Fragen zur Blackbird XLC

  • Hallo zusammen,


    ich habe jetzt viel gelesen und überlege mir die Blackbird XLC zuzulegen. Dazu habe ich aber ein paar Fragen.


    Aktuell kenne ich die Hennesy Zip Exlporer ( die mir zumindets gefühlt zu klein ist. Bin 1.82 cm ) und die Amazonas XXL Ultraleicht Thermo.

    In der Amazonas habe ich schon recht gut geschlafen, bei einem WE im Bayerwald, mit dem Amazonas Underquilt XL, der aber arg an Seine Grenzen kam, bei 3 Grad rum Nachttemperatur. Habe noch eine Iso eingelegt, dann war es gemütlich. Als Schlafsack habe ich einen mountain equipment glacier 700. Der war super warm, wie immer.
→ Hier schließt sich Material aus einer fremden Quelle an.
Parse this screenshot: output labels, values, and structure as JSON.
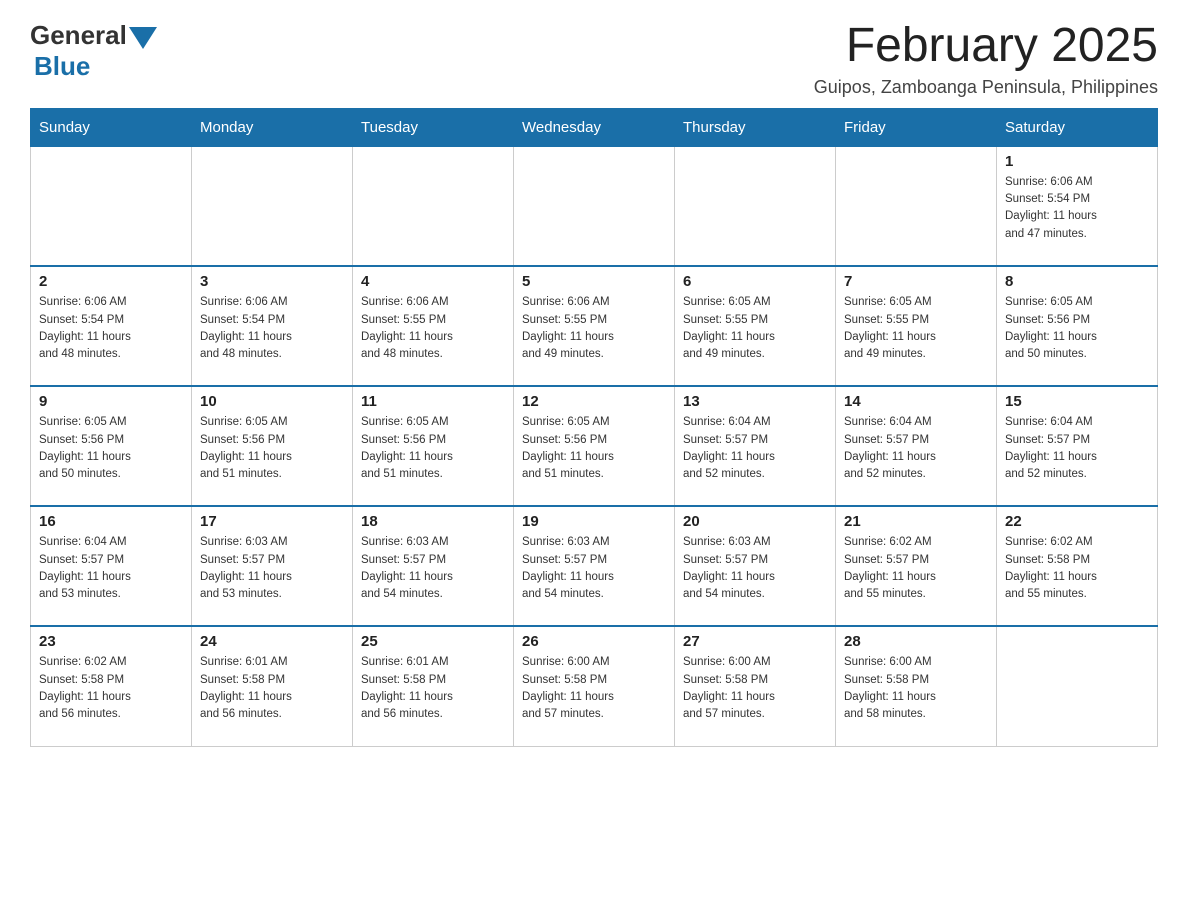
{
  "header": {
    "logo_general": "General",
    "logo_blue": "Blue",
    "month_title": "February 2025",
    "location": "Guipos, Zamboanga Peninsula, Philippines"
  },
  "weekdays": [
    "Sunday",
    "Monday",
    "Tuesday",
    "Wednesday",
    "Thursday",
    "Friday",
    "Saturday"
  ],
  "weeks": [
    [
      {
        "day": "",
        "info": ""
      },
      {
        "day": "",
        "info": ""
      },
      {
        "day": "",
        "info": ""
      },
      {
        "day": "",
        "info": ""
      },
      {
        "day": "",
        "info": ""
      },
      {
        "day": "",
        "info": ""
      },
      {
        "day": "1",
        "info": "Sunrise: 6:06 AM\nSunset: 5:54 PM\nDaylight: 11 hours\nand 47 minutes."
      }
    ],
    [
      {
        "day": "2",
        "info": "Sunrise: 6:06 AM\nSunset: 5:54 PM\nDaylight: 11 hours\nand 48 minutes."
      },
      {
        "day": "3",
        "info": "Sunrise: 6:06 AM\nSunset: 5:54 PM\nDaylight: 11 hours\nand 48 minutes."
      },
      {
        "day": "4",
        "info": "Sunrise: 6:06 AM\nSunset: 5:55 PM\nDaylight: 11 hours\nand 48 minutes."
      },
      {
        "day": "5",
        "info": "Sunrise: 6:06 AM\nSunset: 5:55 PM\nDaylight: 11 hours\nand 49 minutes."
      },
      {
        "day": "6",
        "info": "Sunrise: 6:05 AM\nSunset: 5:55 PM\nDaylight: 11 hours\nand 49 minutes."
      },
      {
        "day": "7",
        "info": "Sunrise: 6:05 AM\nSunset: 5:55 PM\nDaylight: 11 hours\nand 49 minutes."
      },
      {
        "day": "8",
        "info": "Sunrise: 6:05 AM\nSunset: 5:56 PM\nDaylight: 11 hours\nand 50 minutes."
      }
    ],
    [
      {
        "day": "9",
        "info": "Sunrise: 6:05 AM\nSunset: 5:56 PM\nDaylight: 11 hours\nand 50 minutes."
      },
      {
        "day": "10",
        "info": "Sunrise: 6:05 AM\nSunset: 5:56 PM\nDaylight: 11 hours\nand 51 minutes."
      },
      {
        "day": "11",
        "info": "Sunrise: 6:05 AM\nSunset: 5:56 PM\nDaylight: 11 hours\nand 51 minutes."
      },
      {
        "day": "12",
        "info": "Sunrise: 6:05 AM\nSunset: 5:56 PM\nDaylight: 11 hours\nand 51 minutes."
      },
      {
        "day": "13",
        "info": "Sunrise: 6:04 AM\nSunset: 5:57 PM\nDaylight: 11 hours\nand 52 minutes."
      },
      {
        "day": "14",
        "info": "Sunrise: 6:04 AM\nSunset: 5:57 PM\nDaylight: 11 hours\nand 52 minutes."
      },
      {
        "day": "15",
        "info": "Sunrise: 6:04 AM\nSunset: 5:57 PM\nDaylight: 11 hours\nand 52 minutes."
      }
    ],
    [
      {
        "day": "16",
        "info": "Sunrise: 6:04 AM\nSunset: 5:57 PM\nDaylight: 11 hours\nand 53 minutes."
      },
      {
        "day": "17",
        "info": "Sunrise: 6:03 AM\nSunset: 5:57 PM\nDaylight: 11 hours\nand 53 minutes."
      },
      {
        "day": "18",
        "info": "Sunrise: 6:03 AM\nSunset: 5:57 PM\nDaylight: 11 hours\nand 54 minutes."
      },
      {
        "day": "19",
        "info": "Sunrise: 6:03 AM\nSunset: 5:57 PM\nDaylight: 11 hours\nand 54 minutes."
      },
      {
        "day": "20",
        "info": "Sunrise: 6:03 AM\nSunset: 5:57 PM\nDaylight: 11 hours\nand 54 minutes."
      },
      {
        "day": "21",
        "info": "Sunrise: 6:02 AM\nSunset: 5:57 PM\nDaylight: 11 hours\nand 55 minutes."
      },
      {
        "day": "22",
        "info": "Sunrise: 6:02 AM\nSunset: 5:58 PM\nDaylight: 11 hours\nand 55 minutes."
      }
    ],
    [
      {
        "day": "23",
        "info": "Sunrise: 6:02 AM\nSunset: 5:58 PM\nDaylight: 11 hours\nand 56 minutes."
      },
      {
        "day": "24",
        "info": "Sunrise: 6:01 AM\nSunset: 5:58 PM\nDaylight: 11 hours\nand 56 minutes."
      },
      {
        "day": "25",
        "info": "Sunrise: 6:01 AM\nSunset: 5:58 PM\nDaylight: 11 hours\nand 56 minutes."
      },
      {
        "day": "26",
        "info": "Sunrise: 6:00 AM\nSunset: 5:58 PM\nDaylight: 11 hours\nand 57 minutes."
      },
      {
        "day": "27",
        "info": "Sunrise: 6:00 AM\nSunset: 5:58 PM\nDaylight: 11 hours\nand 57 minutes."
      },
      {
        "day": "28",
        "info": "Sunrise: 6:00 AM\nSunset: 5:58 PM\nDaylight: 11 hours\nand 58 minutes."
      },
      {
        "day": "",
        "info": ""
      }
    ]
  ]
}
    Nun zu meinen Gedanken, Fragen...


    1) Die Blackbird XLC ist ja nur ca. 30 cm länger als die Amazonas XXL ist, werde ich denn überhaupt einen grossen Unterschied merken von der Ligegeposition, Komfort im Vergleich zur 3 Meter langen Amazonas. ( was ich gelesen habe, und warum ich ja zur XLC tendiere ein klares ja :D ) Die Amazonas würde ich fast geschenkt bekommen, bin aber nicht abgeneigt für mehr Comfort auch mehr zu bezahlen.


    2) Ich liebäugle mit dem Cumulus Selva 300 als Underquilt in L, da mir der Amazonas definitiv zu kalt, auch zu schwer und zu gross ist. Ist denn dieser für beide Hängematten geeignet ? Ein Underquilt aus den USA dauert mit definitiv zu lange, bis er da ist. Darum kam der Cumulus ins Spiel.


    3) zur XLC..

    Da ich nicht mit Isomatte schlafen will, denke ich das ich eine einlagige Haengematte nehmen sollte. Ist das richtig gedacht ?

    Wenn ja, stellt sich ja noch die Frage, nach welchen Stoff. Vom Gewicht her, sind ja beide Stoffe gleich schwer, zumidnest, was ich so im Netz gefunden habe. Was ist der Unteschied zwischen dem 70 D und 40 D ?


    4) Als Tarp würde ich das Amazonas Adventure Tarp nehmen, da ich das auch fast geschenkt bekomme. Geht das Eurer Meinung nach mit beiden Haengematten, oder ist es für die XLC zu kurz ?



    Danke schon mal für Eure Antworten


    LG Matthias

  • 1) Die Blackbird XLC ist ja nur ca. 30 cm länger als die Amazonas XXL ist, werde ich denn überhaupt einen grossen Unterschied merken von der Ligegeposition, Komfort im Vergleich zur 3 Meter langen Amazonas.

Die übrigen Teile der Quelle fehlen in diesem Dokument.